STTR Phase I: In-Home Rehabilitation System for Post Stroke Patients

Award Information
Agency: National Science Foundation
Branch: N/A
Contract: 0712462
Agency Tracking Number: 0712462
Amount: $150,000.00
Phase: Phase I
Program: STTR
Awards Year: 2007
Solicitation Year: 2006
Solicitation Topic Code: BT
Solicitation Number: NSF 06-598
Small Business Information
320 Forest Street, 6745 HOLLISTER AVENUE, Oakland, CA, 94618
DUNS: 190152921
HUBZone Owned: N
Woman Owned: N
Socially and Economically Disadvantaged: N
Principal Investigator
 Nathan Harding
 Mr
 (415) 533-8062
 nathan@berkeleyexoworks.com
Business Contact
 Nathan Harding
Title: PhD
Phone: (415) 533-8062
Email: nathan@berkeleyexoworks.com
Research Institution
 Univ of CA Berkeley
 Homayoon C Kazerooni
 Mechanical Engineering
Berkeley, CA, 94720 6312
 (510) 642-2964
 Nonprofit college or university
Abstract
This Small Business Technolongy Transfer (STTR) Phase I research develops an in-home training device that allows a post-stroke patient to undergo rehabilitation with little or no assistance. Approximately 500,000 Americans survive a stroke each year. Miraculously, most stroke survivors can relearn skills such as walking that are lost when part of the brain is damaged. They can relearn walking most effectively if they are aided in making the correct motions by a machine or a physical therapist while part of their body weight is supported. This training is expensive and requires the patient to go for regular visits to a stroke center. Utilizing recent breakthroughs in the design of human exoskeletons, this research will create a lightweight robotic exoskeleton which cradles a patient's lower extremities and torso, and maneuvers their paralyzed limbs for them. Using this completely portable device, the patient will not have to go to a rehabilitation facility for daily therapy sessions. The patient can relearn ambulation in the privacy of his/her home with some help from his/her spouse, children, or friends. This device would allow the patient to walk, maneuver and have a more enjoyable, longer duration rehabilitation experience.
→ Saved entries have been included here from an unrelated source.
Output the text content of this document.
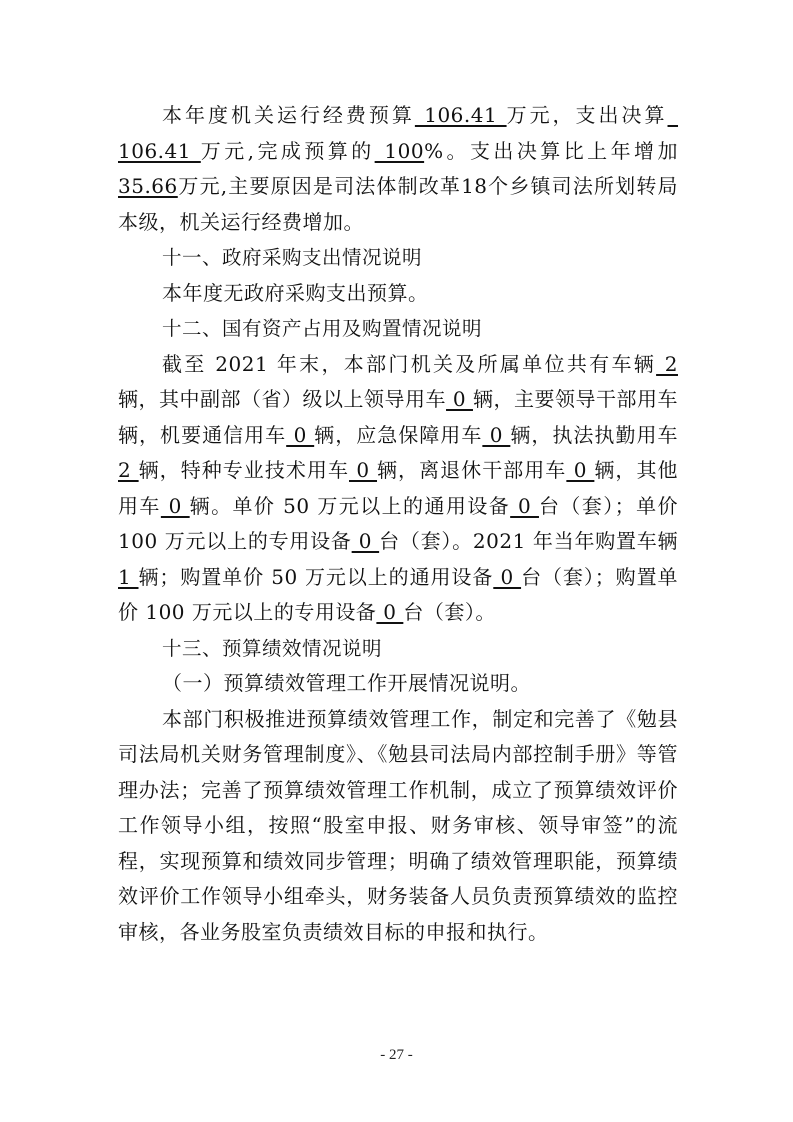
本年度机关运行经费预算 106.41 万元，支出决算_ 106.41 万元,完成预算的 100%。支出决算比上年增加 35.66万元,主要原因是司法体制改革18个乡镇司法所划转局本级，机关运行经费增加。

十一、政府采购支出情况说明

本年度无政府采购支出预算。

十二、国有资产占用及购置情况说明

截至 2021 年末，本部门机关及所属单位共有车辆 2 辆，其中副部（省）级以上领导用车 0 辆，主要领导干部用车辆，机要通信用车 0 辆，应急保障用车 0 辆，执法执勤用车 2 辆，特种专业技术用车 0 辆，离退休干部用车 0 辆，其他用车 0 辆。单价 50 万元以上的通用设备 0 台（套）；单价 100 万元以上的专用设备 0 台（套）。2021 年当年购置车辆 1 辆；购置单价 50 万元以上的通用设备 0 台（套）；购置单价 100 万元以上的专用设备 0 台（套）。

十三、预算绩效情况说明

（一）预算绩效管理工作开展情况说明。

本部门积极推进预算绩效管理工作，制定和完善了《勉县司法局机关财务管理制度》、《勉县司法局内部控制手册》等管理办法；完善了预算绩效管理工作机制，成立了预算绩效评价工作领导小组，按照“股室申报、财务审核、领导审签”的流程，实现预算和绩效同步管理；明确了绩效管理职能，预算绩效评价工作领导小组牵头，财务装备人员负责预算绩效的监控审核，各业务股室负责绩效目标的申报和执行。

- 27 -
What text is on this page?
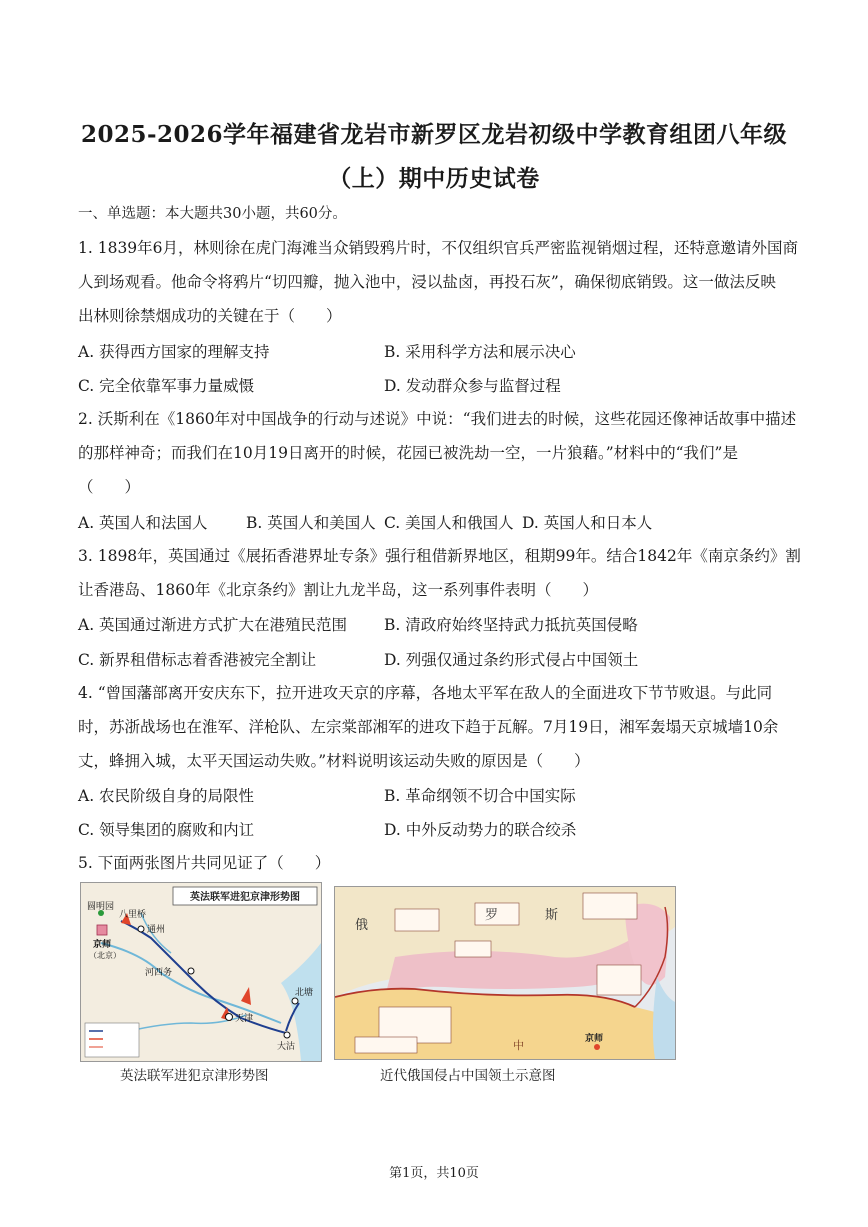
2025-2026学年福建省龙岩市新罗区龙岩初级中学教育组团八年级
（上）期中历史试卷
一、单选题：本大题共30小题，共60分。
1. 1839年6月，林则徐在虎门海滩当众销毁鸦片时，不仅组织官兵严密监视销烟过程，还特意邀请外国商
人到场观看。他命令将鸦片“切四瓣，抛入池中，浸以盐卤，再投石灰”，确保彻底销毁。这一做法反映
出林则徐禁烟成功的关键在于（　　）
A. 获得西方国家的理解支持	B. 采用科学方法和展示决心
C. 完全依靠军事力量威慑	D. 发动群众参与监督过程
2. 沃斯利在《1860年对中国战争的行动与述说》中说：“我们进去的时候，这些花园还像神话故事中描述
的那样神奇；而我们在10月19日离开的时候，花园已被洗劫一空，一片狼藉。”材料中的“我们”是
（　　）
A. 英国人和法国人 B. 英国人和美国人 C. 美国人和俄国人 D. 英国人和日本人
3. 1898年，英国通过《展拓香港界址专条》强行租借新界地区，租期99年。结合1842年《南京条约》割
让香港岛、1860年《北京条约》割让九龙半岛，这一系列事件表明（　　）
A. 英国通过渐进方式扩大在港殖民范围 B. 清政府始终坚持武力抵抗英国侵略
C. 新界租借标志着香港被完全割让	D. 列强仅通过条约形式侵占中国领土
4. “曾国藩部离开安庆东下，拉开进攻天京的序幕，各地太平军在敌人的全面进攻下节节败退。与此同
时，苏浙战场也在淮军、洋枪队、左宗棠部湘军的进攻下趋于瓦解。7月19日，湘军轰塌天京城墙10余
丈，蜂拥入城，太平天国运动失败。”材料说明该运动失败的原因是（　　）
A. 农民阶级自身的局限性	B. 革命纲领不切合中国实际
C. 领导集团的腐败和内讧	D. 中外反动势力的联合绞杀
5. 下面两张图片共同见证了（　　）
英法联军进犯京津形势图
圆明园
八里桥
京师
（北京）
通州
河西务
天津
北塘
大沽
英法联军进犯京津形势图
俄
罗	斯
京师
中
近代俄国侵占中国领土示意图
第1页，共10页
Ultimately, creating such a device will also give clinicians an alternative to the wheel chair for patients who have more permanent problems, but would benefit enormously from functioning upright and with significant load on their bone structure. The broader impact of this project will be to adddress the needs of millions of people affected by stroke, muscular dystrophy, trauma, neurological disorders or even chronic arthritis, the medical and sociological implications to improve their quality of life and health.